Paul Singer’s activist hedge fund, Elliott Management, launched an offer to take out Athenahealth for $160 per share, valuing the healthcare IT company just south of $7 billion.
Whether you’re shocked by the news or not, the development presents more questions than answers…
Among them: Does Elliott, which began agitating for change at Athenahealth last year, actually want to outright buy the company via its PE arm – Evergreen Coast Capital? And could the hedge fund’s actions lead a group of sponsors to join forces to pursue a club deal? Or rather, will a non-healthcare strategic come out of left field with a competing bid?
At least a couple industry sources I spoke with expressed their belief that Elliott’s ultimate agenda isn’t to buy Athenahealth: “The only angle I see: they [Elliott] feel like they know someone that will buy it,” one source said.
Another source agreed, tipping his hat to Elliott’s “intelligent pricing” … “They perfectly bid so the board would have to take it seriously … opening up the door for a big strategic review,” the source said. I mean, a 27 percent premium and the bid’s all-cash nature are both pretty compelling.

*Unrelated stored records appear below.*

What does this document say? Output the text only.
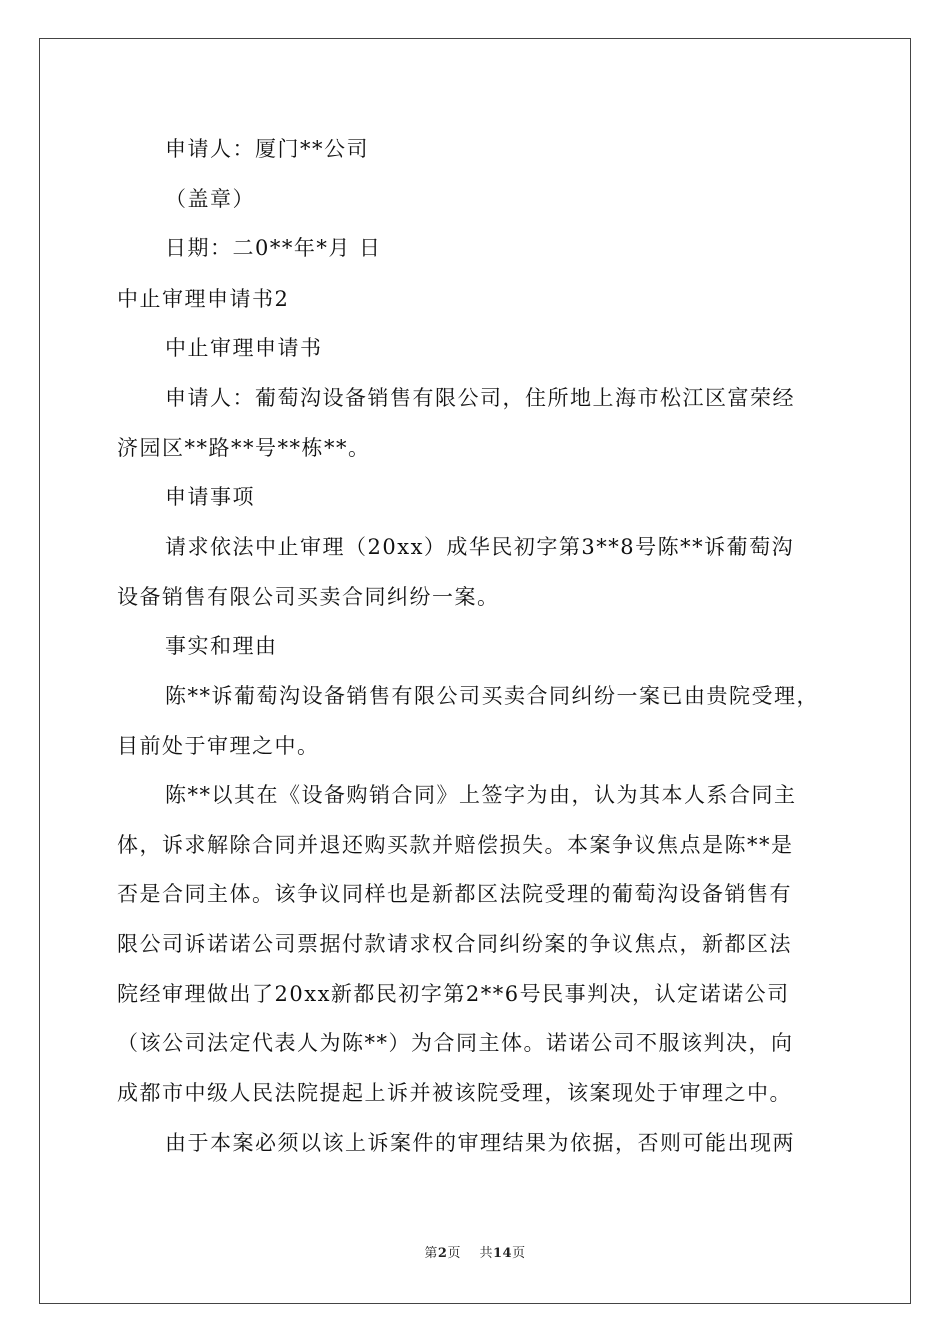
申请人：厦门**公司
（盖章）
日期：二0**年*月 日
中止审理申请书2
中止审理申请书
申请人：葡萄沟设备销售有限公司，住所地上海市松江区富荣经
济园区**路**号**栋**。
申请事项
请求依法中止审理（20xx）成华民初字第3**8号陈**诉葡萄沟
设备销售有限公司买卖合同纠纷一案。
事实和理由
陈**诉葡萄沟设备销售有限公司买卖合同纠纷一案已由贵院受理，
目前处于审理之中。
陈**以其在《设备购销合同》上签字为由，认为其本人系合同主
体，诉求解除合同并退还购买款并赔偿损失。本案争议焦点是陈**是
否是合同主体。该争议同样也是新都区法院受理的葡萄沟设备销售有
限公司诉诺诺公司票据付款请求权合同纠纷案的争议焦点，新都区法
院经审理做出了20xx新都民初字第2**6号民事判决，认定诺诺公司
（该公司法定代表人为陈**）为合同主体。诺诺公司不服该判决，向
成都市中级人民法院提起上诉并被该院受理，该案现处于审理之中。
由于本案必须以该上诉案件的审理结果为依据，否则可能出现两
第2页    共14页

Still, one source close to Elliott reiterated that the proposal is serious, and said the investor is fully prepared to lead this take-private should Athenahealth accept the offer. Elliott has in fact taken public companies private in the past. That includes Gigamon, the provider of traffic monitoring technology that it bought last fall in a deal valued at about $1.6 billion.
Looking at it from a PE perspective, the list of buyers that could put up the equity to fund a take-private of this size is minimal – even in a club deal. And the likelihood that a sponsor could do it on their own? “Can the math work? I don’t really see it,” one of the sources said.